As more women got added education and more entered the workforce worldwide, Japan lagged similar-income countries elsewhere. Yes, Japanese women did enter the corporate world, but often dead-ended in low-skill positions rather than in engineering, finance or upper management. Japan was and is a very productive economy, but it is less productive than it could be if it used women’s skills at the same level as the Netherlands or Sweden or even our country
We know that, objectively, women and men are equally capable in most workplace scenarios, from executive functioning to building trades, with exceptions for jobs requiring greater strength and size. People in countries having subjective cultural and institutional barriers to the fullest utilization of women — and by extension Blacks, gays or other disadvantaged groups — will be poorer and get fewer needs met than in countries that adapt and overcome these existing stumbling blocks. In the end, efficiency may prove as important as equity and perhaps more so.
Enter Sen. Tuberville. While he politically paralyzes our nation’s military over abortion access policies, he castigates military leaders, including Charles Q. Brown, the Black Air Force general who is the new chairman of the Joint Chiefs of Staff, for wasting time on diversity.
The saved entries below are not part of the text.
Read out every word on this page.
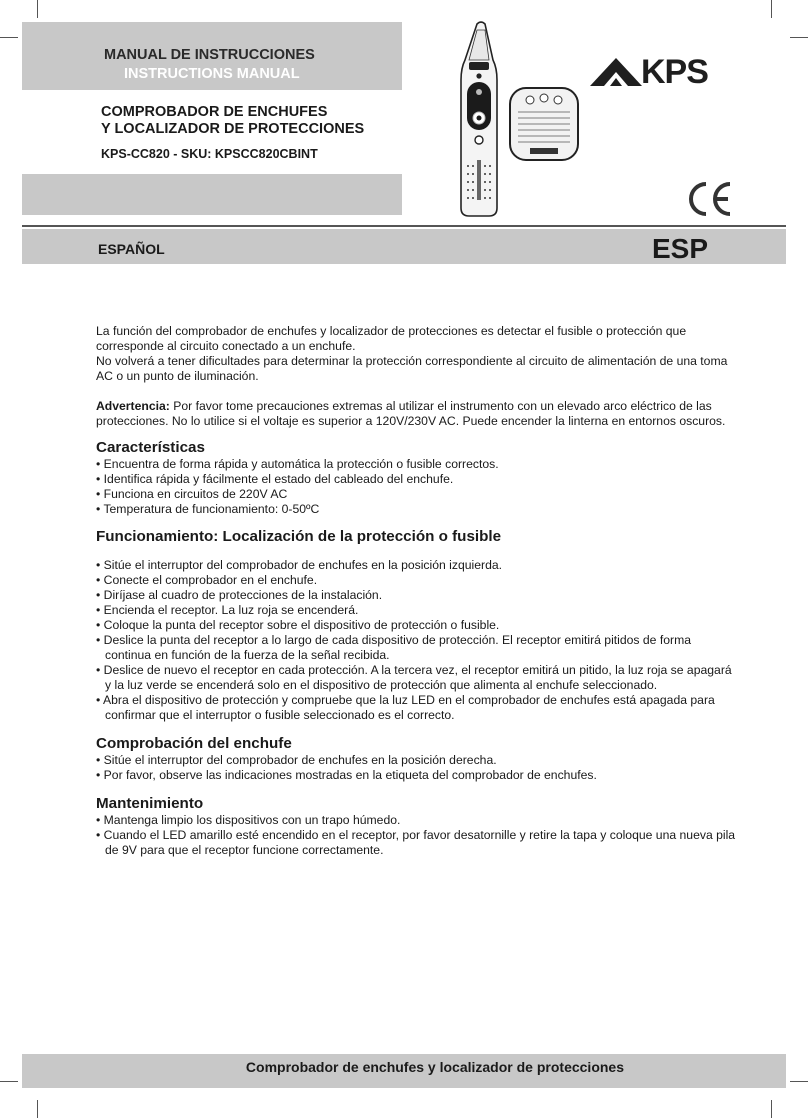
MANUAL DE INSTRUCCIONES
INSTRUCTIONS MANUAL
COMPROBADOR DE ENCHUFES
Y LOCALIZADOR DE PROTECCIONES
KPS-CC820 - SKU: KPSCC820CBINT
KPS
ESPAÑOL	ESP

La función del comprobador de enchufes y localizador de protecciones es detectar el fusible o protección que corresponde al circuito conectado a un enchufe.

No volverá a tener dificultades para determinar la protección correspondiente al circuito de alimentación de una toma AC o un punto de iluminación.

Advertencia: Por favor tome precauciones extremas al utilizar el instrumento con un elevado arco eléctrico de las protecciones. No lo utilice si el voltaje es superior a 120V/230V AC. Puede encender la linterna en entornos oscuros.

Características
• Encuentra de forma rápida y automática la protección o fusible correctos.
• Identifica rápida y fácilmente el estado del cableado del enchufe.
• Funciona en circuitos de 220V AC
• Temperatura de funcionamiento: 0-50ºC
Funcionamiento: Localización de la protección o fusible
• Sitúe el interruptor del comprobador de enchufes en la posición izquierda.
• Conecte el comprobador en el enchufe.
• Diríjase al cuadro de protecciones de la instalación.
• Encienda el receptor. La luz roja se encenderá.
• Coloque la punta del receptor sobre el dispositivo de protección o fusible.
• Deslice la punta del receptor a lo largo de cada dispositivo de protección. El receptor emitirá pitidos de forma continua en función de la fuerza de la señal recibida.
• Deslice de nuevo el receptor en cada protección. A la tercera vez, el receptor emitirá un pitido, la luz roja se apagará y la luz verde se encenderá solo en el dispositivo de protección que alimenta al enchufe seleccionado.
• Abra el dispositivo de protección y compruebe que la luz LED en el comprobador de enchufes está apagada para confirmar que el interruptor o fusible seleccionado es el correcto.
Comprobación del enchufe
• Sitúe el interruptor del comprobador de enchufes en la posición derecha.
• Por favor, observe las indicaciones mostradas en la etiqueta del comprobador de enchufes.
Mantenimiento
• Mantenga limpio los dispositivos con un trapo húmedo.
• Cuando el LED amarillo esté encendido en el receptor, por favor desatornille y retire la tapa y coloque una nueva pila de 9V para que el receptor funcione correctamente.
Comprobador de enchufes y localizador de protecciones
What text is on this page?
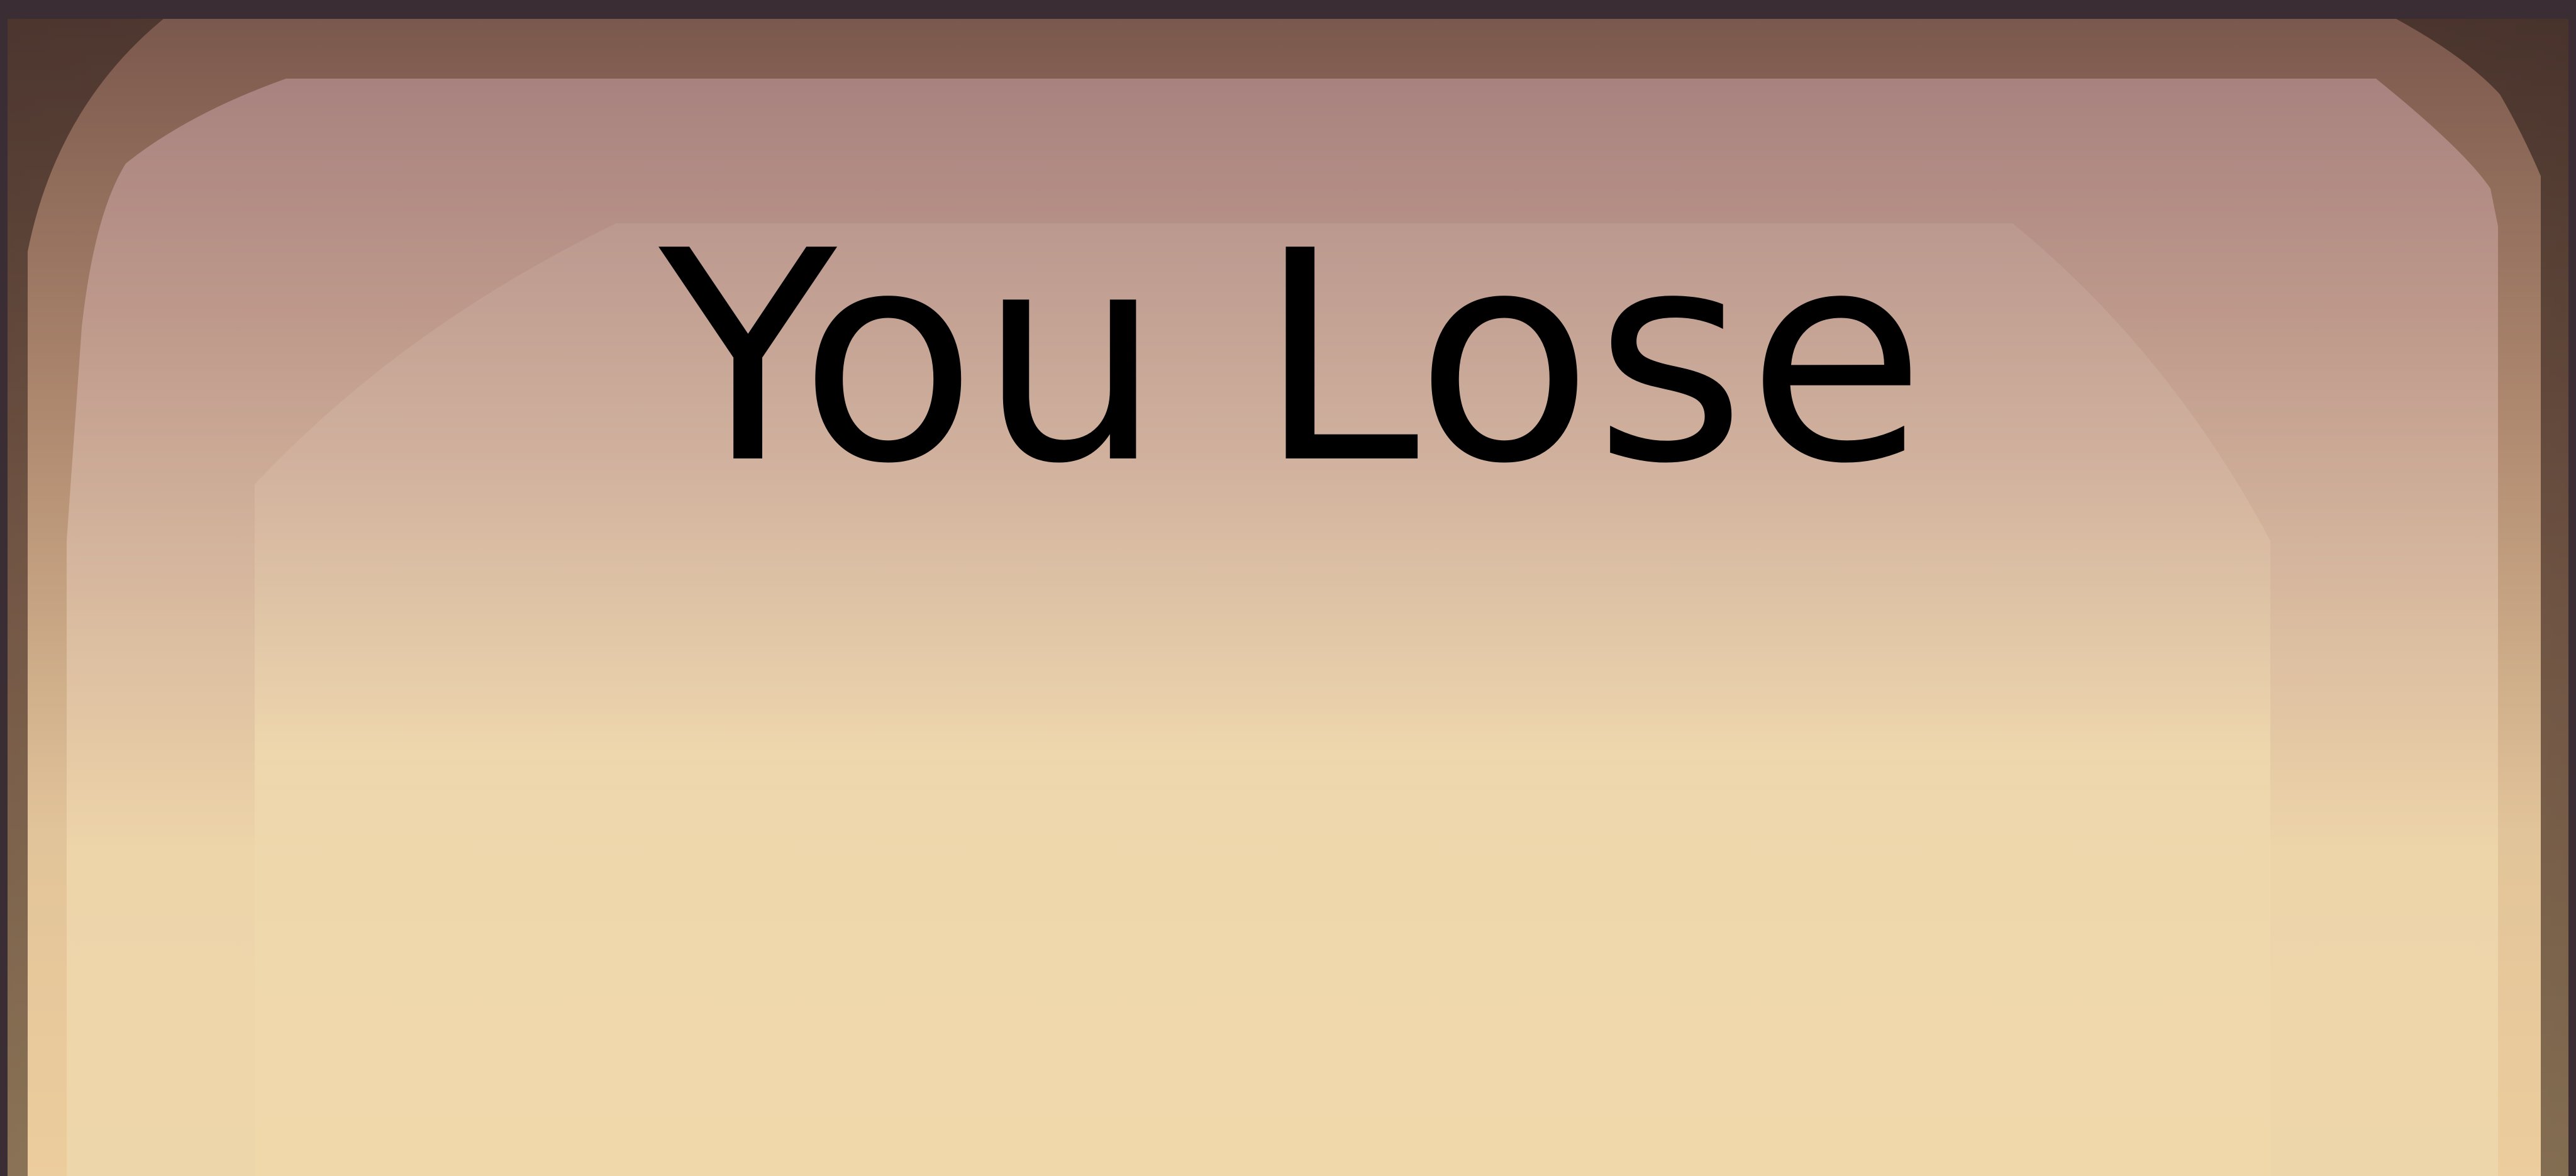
You Lose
The brass, he says, should focus single-mindedly on having the most effective fighting forces possible! Fairness is just a frill, a harmful distraction.
Now apply that standard to Goldin’s research. What the senator can’t see is what Goldin’s findings on women’s roles points out when extended objectively to all classes for workers — that we will never have his desired optimally capable fighting force if we drive away talented people because of gender, race or sexual orientation. Equity and diversity or even justice are not just frills. Important in themselves, they also lie at the heart of combat effectiveness in the military as well as of economic efficiency in business and households.
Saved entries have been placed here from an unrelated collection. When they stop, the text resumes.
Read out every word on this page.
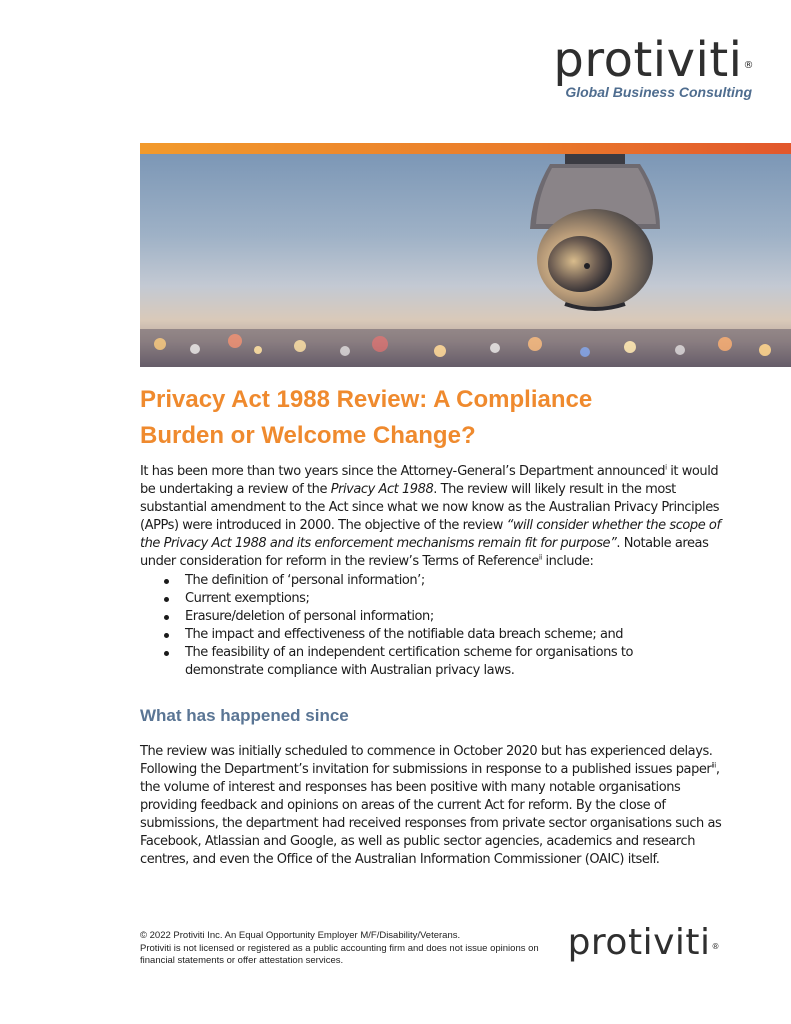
protiviti®
Global Business Consulting
Privacy Act 1988 Review: A Compliance
Burden or Welcome Change?

It has been more than two years since the Attorney-General’s Department announced$^i$ it would be undertaking a review of the Privacy Act 1988. The review will likely result in the most substantial amendment to the Act since what we now know as the Australian Privacy Principles (APPs) were introduced in 2000. The objective of the review “will consider whether the scope of the Privacy Act 1988 and its enforcement mechanisms remain fit for purpose”. Notable areas under consideration for reform in the review’s Terms of Reference$^{ii}$ include:

The definition of ‘personal information’;
Current exemptions;
Erasure/deletion of personal information;
The impact and effectiveness of the notifiable data breach scheme; and
The feasibility of an independent certification scheme for organisations to demonstrate compliance with Australian privacy laws.
What has happened since

The review was initially scheduled to commence in October 2020 but has experienced delays. Following the Department’s invitation for submissions in response to a published issues paper$^{iii}$, the volume of interest and responses has been positive with many notable organisations providing feedback and opinions on areas of the current Act for reform. By the close of submissions, the department had received responses from private sector organisations such as Facebook, Atlassian and Google, as well as public sector agencies, academics and research centres, and even the Office of the Australian Information Commissioner (OAIC) itself.

© 2022 Protiviti Inc. An Equal Opportunity Employer M/F/Disability/Veterans.
Protiviti is not licensed or registered as a public accounting firm and does not issue opinions on financial statements or offer attestation services.	protiviti®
When President Harry Truman desegregated the military in 1947, justice was not the only gain. He opened the floodgates to tens of thousands of Blacks who added vigor to all four branches. When the U.S. Navy assigned thousands of WAVES, including my aunt Jeanette, to intercepting, prioritizing and decoding enemy radio messages, it was not just to give a fair chance to women, it was to win the war faster while losing fewer lives.
Insights for efficiency as well as equity flow from Goldin’s work. Justice is important and so is productivity. Citizens should appreciate that even if some politicians do not.